Cerebral infarction due to thrombosis of anterior cerebral artery
ICD-10 I63.32 is a used to indicate a diagnosis of cerebral infarction due to thrombosis of anterior cerebral artery.
Cerebral infarction due to thrombosis of the anterior cerebral artery (ACA) occurs when a blood clot obstructs blood flow to the ACA, leading to ischemia and subsequent brain tissue death. Clinically, patients may present with unilateral weakness, sensory loss, and cognitive deficits, particularly affecting the lower extremities and frontal lobe functions. The anterior cerebral artery supplies blood to the medial portions of the frontal lobes and the superior medial parietal lobes. Disease progression can vary; some patients may experience rapid deterioration, while others may have a more gradual onset of symptoms. Diagnostic considerations include neuroimaging studies such as CT or MRI to confirm the presence of an infarct and assess the extent of brain damage. Risk factors for ACA thrombosis include hypertension, diabetes, hyperlipidemia, and atrial fibrillation, which contribute to the development of atherosclerosis and thrombus formation.

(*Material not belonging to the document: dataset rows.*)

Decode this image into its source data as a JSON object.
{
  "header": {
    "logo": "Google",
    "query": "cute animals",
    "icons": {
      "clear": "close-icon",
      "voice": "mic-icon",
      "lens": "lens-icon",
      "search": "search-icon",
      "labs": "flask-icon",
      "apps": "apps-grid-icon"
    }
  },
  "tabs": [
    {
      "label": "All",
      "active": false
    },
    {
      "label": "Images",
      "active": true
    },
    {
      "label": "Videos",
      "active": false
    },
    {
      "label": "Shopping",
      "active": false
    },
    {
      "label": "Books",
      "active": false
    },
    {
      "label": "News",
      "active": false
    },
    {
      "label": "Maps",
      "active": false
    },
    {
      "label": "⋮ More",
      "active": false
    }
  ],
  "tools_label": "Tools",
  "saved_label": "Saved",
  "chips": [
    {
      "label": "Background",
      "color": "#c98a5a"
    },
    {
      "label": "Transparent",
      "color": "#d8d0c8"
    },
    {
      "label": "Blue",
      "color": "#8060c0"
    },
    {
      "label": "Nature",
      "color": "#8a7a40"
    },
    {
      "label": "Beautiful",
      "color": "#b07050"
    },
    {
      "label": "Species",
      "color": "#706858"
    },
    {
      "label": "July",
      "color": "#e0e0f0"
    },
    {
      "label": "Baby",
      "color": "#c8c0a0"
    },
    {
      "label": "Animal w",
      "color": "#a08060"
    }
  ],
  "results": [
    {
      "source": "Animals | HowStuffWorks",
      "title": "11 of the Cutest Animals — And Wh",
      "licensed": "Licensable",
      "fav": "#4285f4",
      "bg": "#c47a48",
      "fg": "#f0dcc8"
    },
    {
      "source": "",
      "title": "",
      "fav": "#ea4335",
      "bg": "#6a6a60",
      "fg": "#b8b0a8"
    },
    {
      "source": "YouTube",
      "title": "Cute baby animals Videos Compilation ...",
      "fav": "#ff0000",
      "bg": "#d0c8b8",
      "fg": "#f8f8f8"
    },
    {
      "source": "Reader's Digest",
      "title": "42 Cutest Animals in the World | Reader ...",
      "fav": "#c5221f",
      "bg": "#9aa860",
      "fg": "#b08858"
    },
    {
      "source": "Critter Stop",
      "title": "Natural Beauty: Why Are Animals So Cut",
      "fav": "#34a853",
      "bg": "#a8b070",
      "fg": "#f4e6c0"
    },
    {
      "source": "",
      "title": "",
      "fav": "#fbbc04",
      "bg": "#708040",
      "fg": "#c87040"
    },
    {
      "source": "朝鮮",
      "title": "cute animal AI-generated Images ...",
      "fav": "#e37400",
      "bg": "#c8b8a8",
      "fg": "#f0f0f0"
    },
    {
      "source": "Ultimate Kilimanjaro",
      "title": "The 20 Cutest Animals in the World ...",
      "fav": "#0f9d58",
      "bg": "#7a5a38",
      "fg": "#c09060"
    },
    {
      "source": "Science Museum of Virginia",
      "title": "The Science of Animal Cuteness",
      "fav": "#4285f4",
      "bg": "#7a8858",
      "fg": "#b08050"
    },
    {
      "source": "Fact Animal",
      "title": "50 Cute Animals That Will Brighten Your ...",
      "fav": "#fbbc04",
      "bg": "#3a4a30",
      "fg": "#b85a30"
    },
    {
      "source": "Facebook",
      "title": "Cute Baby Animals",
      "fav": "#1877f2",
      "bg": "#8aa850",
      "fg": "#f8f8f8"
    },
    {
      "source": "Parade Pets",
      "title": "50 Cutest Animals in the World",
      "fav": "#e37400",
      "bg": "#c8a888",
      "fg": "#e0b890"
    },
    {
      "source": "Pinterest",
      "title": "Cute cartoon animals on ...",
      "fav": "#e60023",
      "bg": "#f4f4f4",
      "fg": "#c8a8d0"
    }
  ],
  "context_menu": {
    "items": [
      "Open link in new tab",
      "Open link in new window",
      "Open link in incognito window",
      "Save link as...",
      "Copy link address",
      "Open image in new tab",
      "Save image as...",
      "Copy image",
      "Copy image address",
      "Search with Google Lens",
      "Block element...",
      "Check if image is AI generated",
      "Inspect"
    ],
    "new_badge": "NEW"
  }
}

Standard ICD-10-CM documentation requirements apply
Various clinical presentations within this specialty area
Follow specialty-specific billing guidelines
Standard ICD-10-CM documentation requirements apply
Various clinical presentations within this specialty area
Follow specialty-specific billing guidelines
I63.32 specifically covers cerebral infarctions resulting from thrombosis in the anterior cerebral artery. This includes ischemic strokes where the ACA is occluded, leading to neurological deficits primarily affecting the lower extremities and cognitive functions associated with the frontal lobe.
I63.32 should be used when the cerebral infarction is specifically due to thrombosis of the anterior cerebral artery. It is important to differentiate it from other codes like I63.31, which pertains to embolic strokes, and I63.30, which is for unspecified cerebral infarction.
Documentation for I63.32 should include detailed clinical notes outlining the patient's symptoms, results of neuroimaging studies confirming the infarction, and any relevant laboratory tests indicating risk factors for thrombosis.